In October 2021, members of the constellation traveled to Alina’s Reef in Biscayne National Park in Florida for a four-day shoot. The eight-person dive team included Ginsburg, cinematographer Matt Flowers, professional divers and members of Diving with a Purpose, a maritime archeology organization that preserves and interprets submerged heritage, with a focus on on the African Diaspora. On screen, these adventurers stop their quest for the wreckage of the Guerrero– a Spanish ship that sank off the coast of Florida in 1827, drowning forty-one of the hundreds of slaves on board – and instead are simply co-present with this tragic story, each other, and the many species that inhabit water. Texts commissioned by poet Anaïs Duplan and researcher Melody Jue contextualize and theorize the aquatic milieu of the project, complementing the multidisciplinary meditation scenarios and mindfulness programming coinciding with the exhibition. The collaborators tap into many different types of expertise and knowledge, but the installation does not overwhelm the viewer with data and research, rewarding both the casual viewer and the engaged reader who follows the deep dives of the project. Skillfully edited by Alexis McCrimmon, the multiple channels blend subtly through the use of blurry frames called “flickers”, which smooth the cuts between five- to ten-minute dive sequences, and an arrangement of screens that creates a triptych panoramic arch on one gallery wall and a more architectural configuration on another. The experience is both shared and personal (what media theorist Giuliana Bruno calls “public intimacy”), transporting and grounded. Sound and image immerse the viewer in an underwater coastal meadow but also remind them of their earthly body through prompts for meditation and the strangeness of the bubbling and mechanically assisted breathing of divers.

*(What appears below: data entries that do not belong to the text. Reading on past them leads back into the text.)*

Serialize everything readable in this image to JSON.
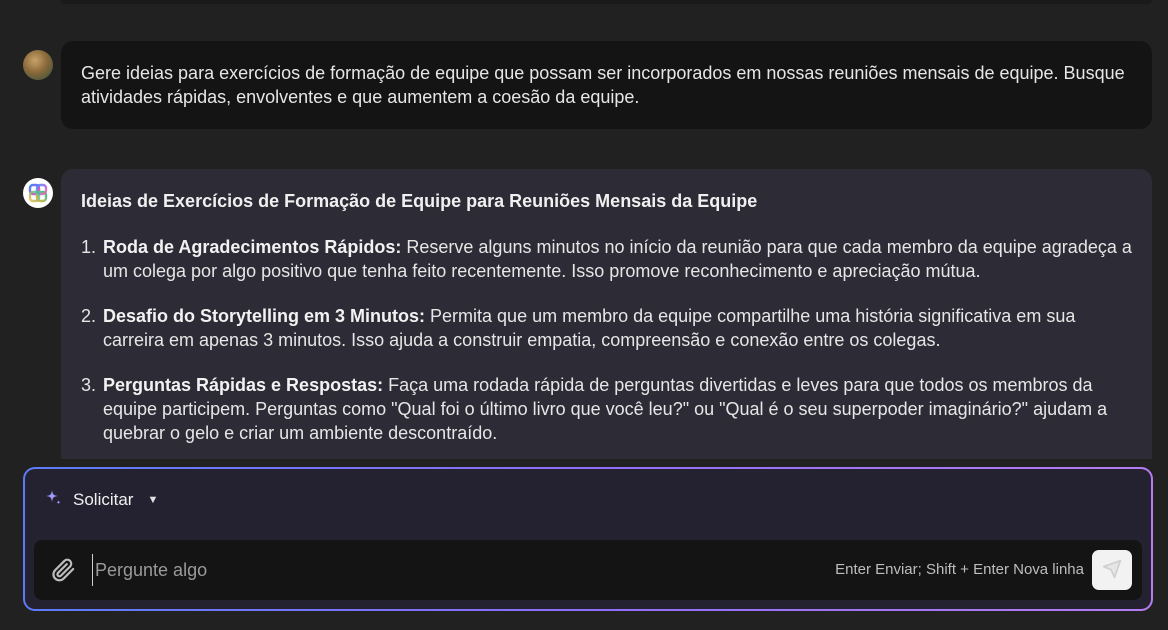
{
  "conversation": {
    "user_message": "Gere ideias para exercícios de formação de equipe que possam ser incorporados em nossas reuniões mensais de equipe. Busque atividades rápidas, envolventes e que aumentem a coesão da equipe.",
    "bot": {
      "heading": "Ideias de Exercícios de Formação de Equipe para Reuniões Mensais da Equipe",
      "items": [
        {
          "number": "1.",
          "title": "Roda de Agradecimentos Rápidos:",
          "text": " Reserve alguns minutos no início da reunião para que cada membro da equipe agradeça a um colega por algo positivo que tenha feito recentemente. Isso promove reconhecimento e apreciação mútua."
        },
        {
          "number": "2.",
          "title": "Desafio do Storytelling em 3 Minutos:",
          "text": " Permita que um membro da equipe compartilhe uma história significativa em sua carreira em apenas 3 minutos. Isso ajuda a construir empatia, compreensão e conexão entre os colegas."
        },
        {
          "number": "3.",
          "title": "Perguntas Rápidas e Respostas:",
          "text": " Faça uma rodada rápida de perguntas divertidas e leves para que todos os membros da equipe participem. Perguntas como \"Qual foi o último livro que você leu?\" ou \"Qual é o seu superpoder imaginário?\" ajudam a quebrar o gelo e criar um ambiente descontraído."
        }
      ]
    }
  },
  "composer": {
    "mode_label": "Solicitar",
    "placeholder": "Pergunte algo",
    "hint": "Enter Enviar; Shift + Enter Nova linha"
  },
  "icons": {
    "mode": "sparkle-icon",
    "mode_caret": "caret-down-icon",
    "attach": "paperclip-icon",
    "send": "send-icon",
    "bot_avatar": "copilot-logo-icon"
  },
  "colors": {
    "background": "#212121",
    "user_bubble": "#141414",
    "bot_bubble": "#2d2c36",
    "composer_border_start": "#5b7cf7",
    "composer_border_end": "#b57cf2"
  }
}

Some critics of contemporary art place immersive video and social practice at opposite ends of a spectrum of viewer activation – one passive and spectacular, the other participatory and disqualified. MO Turtle Grass Meadow challenges such patterns by incorporating high production values and cinematic enchantment into a broad, educational and participatory project that views urgent crises through the prism of what might be called pneumatic politics. From protest chants of “I can’t breathe” that recall racist police killings to debates over masking and public accountability to wildfire ashes that have become a new form of time, the last three years have amplified how our access to air is neither mundane nor universal. Amid our doomscrolling, reminders to stop and breathe have been turned into commodities by mindfulness apps and a self-help culture and cinematic pleasures presented as mere escapism. Against such tendencies, Meditation Ocean Constellation’s lush, meditative filmmaking and interplay of inquiry and reflection solicit a soothing pause, one that is structured not by the logic of walling off the world but by the potential to find means to be aware, co-present, and floating within it.
“Meditation Ocean” is on view through July 9 at the Wexner Center for the Arts, Columbus, Ohio.
Annie Dell’Aria is an associate professor of art history at the University of Miami in Oxford, Ohio, and the author of The Moving Image as Public Art: Sidewalk Spectators and Modes of Enchantment (Palgrave Macmillan, 2021).